Physiotherapy (PT) and occupational therapy (OT) are key professions providing treatment for the arm after stroke; however, knowledge about the content of these treatments is scant. Detailed data are needed to replicate interventions, evaluate their effective components, and evaluate PT and OT practice. This paper describes PT and OT treatment for the severely affected arm in terms of duration, content according to components and categories of the International Classification of Human Functioning, Disability and Health, and to analyze differences between professions.

Methods

Design: This is a retrospective analysis of randomized trial data. Participants: 46 patients after stroke with poor arm motor control recruited from inpatient neurological units from three rehabilitation centers in the Netherlands. Procedure: PTs and OTs recorded duration and content of arm treatment interventions for 8 weeks using a bespoke treatment schedule with 15 International Classification of Human Functioning, Disability and Health categories.

Results

PTs and OTs spent on average 4–7 min per treatment session (30 min) on arm treatment. OTs spent significantly more time providing arm treatment and treatment at the activities level than PTs.
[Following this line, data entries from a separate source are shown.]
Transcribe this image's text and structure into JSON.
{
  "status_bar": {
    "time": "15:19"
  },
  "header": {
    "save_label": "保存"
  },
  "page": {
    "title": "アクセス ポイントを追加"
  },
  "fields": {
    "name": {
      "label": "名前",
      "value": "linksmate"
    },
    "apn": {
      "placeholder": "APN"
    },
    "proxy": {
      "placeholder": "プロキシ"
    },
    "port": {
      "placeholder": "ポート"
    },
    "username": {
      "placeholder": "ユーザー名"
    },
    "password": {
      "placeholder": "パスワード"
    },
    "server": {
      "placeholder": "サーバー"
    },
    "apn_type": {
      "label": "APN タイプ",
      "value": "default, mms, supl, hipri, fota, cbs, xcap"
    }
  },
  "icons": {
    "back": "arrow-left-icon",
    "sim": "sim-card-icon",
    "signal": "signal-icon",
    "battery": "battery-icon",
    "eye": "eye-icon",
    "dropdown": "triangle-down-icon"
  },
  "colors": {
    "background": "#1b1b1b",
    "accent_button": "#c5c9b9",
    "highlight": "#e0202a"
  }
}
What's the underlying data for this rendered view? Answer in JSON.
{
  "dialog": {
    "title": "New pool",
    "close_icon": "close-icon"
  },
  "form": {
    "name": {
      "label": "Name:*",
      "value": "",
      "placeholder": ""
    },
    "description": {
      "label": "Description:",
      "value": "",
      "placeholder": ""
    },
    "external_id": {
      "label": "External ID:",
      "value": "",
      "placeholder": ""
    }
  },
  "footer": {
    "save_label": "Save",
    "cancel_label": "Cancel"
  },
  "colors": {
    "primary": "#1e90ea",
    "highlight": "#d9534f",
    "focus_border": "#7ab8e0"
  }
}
PTs spent 79% of their arm treatment time on body functions, OTs 41%. OTs spent significantly more time on “moving around using transportation,” “self care,” and “household tasks” categories.

Conclusions

Patients after stroke with a severely affected arm and an unfavorable prognosis for arm motor recovery receive little arm-oriented PT and OT. Therapists spent most arm treatment time on body functions. There was a considerable overlap in the content of PT and OT in 12 of the 15 categories. Results can be generalized only to patients with poor arm motor control and may not represent practice in other countries.